Стоило мне издали завидеть тебя, как у меня тотчас же от волнения перехватывало дыхание, а сердце пускалось вскачь. И я шла по улице так, словно ступала не по надежному крепкому асфальту, а по тонкому хрупкому льду, и он каждую секунду мог подо мной проломиться. Я больше не замечала ни деревьев, ни домов, ни прохожих. Весь окружающий мир сливался для меня в размытое разноцветное пятно. И неминуемо, как опасность, приближался твой темно-рыжий кудрявый чуб и небрежно обмотанный вокруг шеи светло-зеленый шарф. Мне казалось, что твои непроницаемые, как ночной мрак, глаза уже смотрят на меня и все подмечают. И яркую краску стыда на моих щеках, и весь мой нелепый сам себя выдающий вид. Я готова была провалиться сквозь землю. Ты казался мне непоправимо взрослым и недоступным, человеком из другого, еще неразгаданного мной, мира. Ты учился уже в последнем, выпускном классе, а я всего лишь в седьмом.

Вместо школьного портфеля ты небрежно носил красную картонную папку с шелковыми тесемками.
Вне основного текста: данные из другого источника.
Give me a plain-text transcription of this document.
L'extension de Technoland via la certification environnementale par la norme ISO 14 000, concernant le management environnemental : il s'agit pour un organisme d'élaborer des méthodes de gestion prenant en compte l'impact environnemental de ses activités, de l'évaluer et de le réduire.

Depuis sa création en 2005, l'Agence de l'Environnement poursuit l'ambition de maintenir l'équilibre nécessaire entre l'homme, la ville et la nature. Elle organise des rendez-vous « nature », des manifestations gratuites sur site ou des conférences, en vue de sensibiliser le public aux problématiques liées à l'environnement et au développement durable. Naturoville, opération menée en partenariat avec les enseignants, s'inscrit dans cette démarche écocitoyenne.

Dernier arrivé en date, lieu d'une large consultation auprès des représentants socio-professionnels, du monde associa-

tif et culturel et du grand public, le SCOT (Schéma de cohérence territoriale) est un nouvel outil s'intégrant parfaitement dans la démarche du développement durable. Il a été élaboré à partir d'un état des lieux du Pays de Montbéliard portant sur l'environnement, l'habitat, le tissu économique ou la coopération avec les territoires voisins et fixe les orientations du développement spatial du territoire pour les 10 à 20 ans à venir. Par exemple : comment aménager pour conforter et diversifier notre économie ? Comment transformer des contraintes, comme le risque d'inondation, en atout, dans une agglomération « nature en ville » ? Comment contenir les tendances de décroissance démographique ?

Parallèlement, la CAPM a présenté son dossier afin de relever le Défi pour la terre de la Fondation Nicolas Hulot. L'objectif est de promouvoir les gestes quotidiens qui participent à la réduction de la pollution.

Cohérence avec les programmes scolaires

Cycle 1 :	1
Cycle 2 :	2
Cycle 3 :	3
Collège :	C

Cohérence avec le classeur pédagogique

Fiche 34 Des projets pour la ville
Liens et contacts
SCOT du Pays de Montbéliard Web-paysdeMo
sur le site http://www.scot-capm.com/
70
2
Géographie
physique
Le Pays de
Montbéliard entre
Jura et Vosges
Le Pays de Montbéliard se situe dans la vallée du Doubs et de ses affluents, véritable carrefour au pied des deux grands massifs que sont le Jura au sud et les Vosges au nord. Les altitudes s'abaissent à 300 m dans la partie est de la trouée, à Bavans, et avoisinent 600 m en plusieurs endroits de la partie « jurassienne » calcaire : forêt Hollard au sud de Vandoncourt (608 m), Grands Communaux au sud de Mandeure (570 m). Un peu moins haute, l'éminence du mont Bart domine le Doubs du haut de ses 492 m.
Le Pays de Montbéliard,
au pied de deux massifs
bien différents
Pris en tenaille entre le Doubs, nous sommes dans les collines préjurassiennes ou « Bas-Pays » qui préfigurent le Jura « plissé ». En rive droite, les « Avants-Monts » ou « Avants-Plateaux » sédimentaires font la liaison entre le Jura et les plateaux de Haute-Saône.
Как-то ты ее потерял, и она случайно попала в мои руки. Я принесла ее домой и долго разглядывала твои тетради. Больше всего мне понравилась тетрадь по обществоведению. На ее обложке твоей рукой был нарисован красивый парусник. Твои записи пестрели незнакомыми мне именами философов Фурье, Канта, Фихте. Я с большим интересом вчитывалась в твои конспекты и, наверное, именно тогда зародился во мне первый интерес к философии, и она раздвинула рамки моего понимания привычной повседневной жизни. Я разглядывала твой почерк. Где-то я читала, что по почерку можно определить характер человека. И я добросовестно пыталась разгадать тебя.

Ты мечтал стать машинистом электровоза и посещал детскую железную дорогу в городском парке. И я часто тебя встречала на нашей тенистой улочке в красивой железнодорожной форме. Она тебе была к лицу. Я завидовала и тоже, почти всерьез, мечтала стать машинистом.

Когда мы всем классом ходили за подснежниками в небольшой пригородный перелесок и, набродившись досыта по талому мокрому снегу и набрав по горсти мятых цветов, выходили к железнодорожному полотну, прогретые весенним солнцем блестящие рельсы пахли мазутом и звали нас в какие-то еще неведомые нам далекие города. Мы были спокойны и уверены в себе. Мы твердо знали, что это зовет нас наше будущее. Душевные силы бурлили во мне, не находя выхода. Мне хотелось самой водить электровоз, разбивая его крепкой стальной мордой встречный ветер. Я любила простор и свободу.

А вообще-то, я втайне уже тогда мечтала стать писателем. Но боялась, что мне для этого не хватит таланта. Я с раннего детства писала стихи и грезила, что меня вдруг начнут печатать в городских газетах.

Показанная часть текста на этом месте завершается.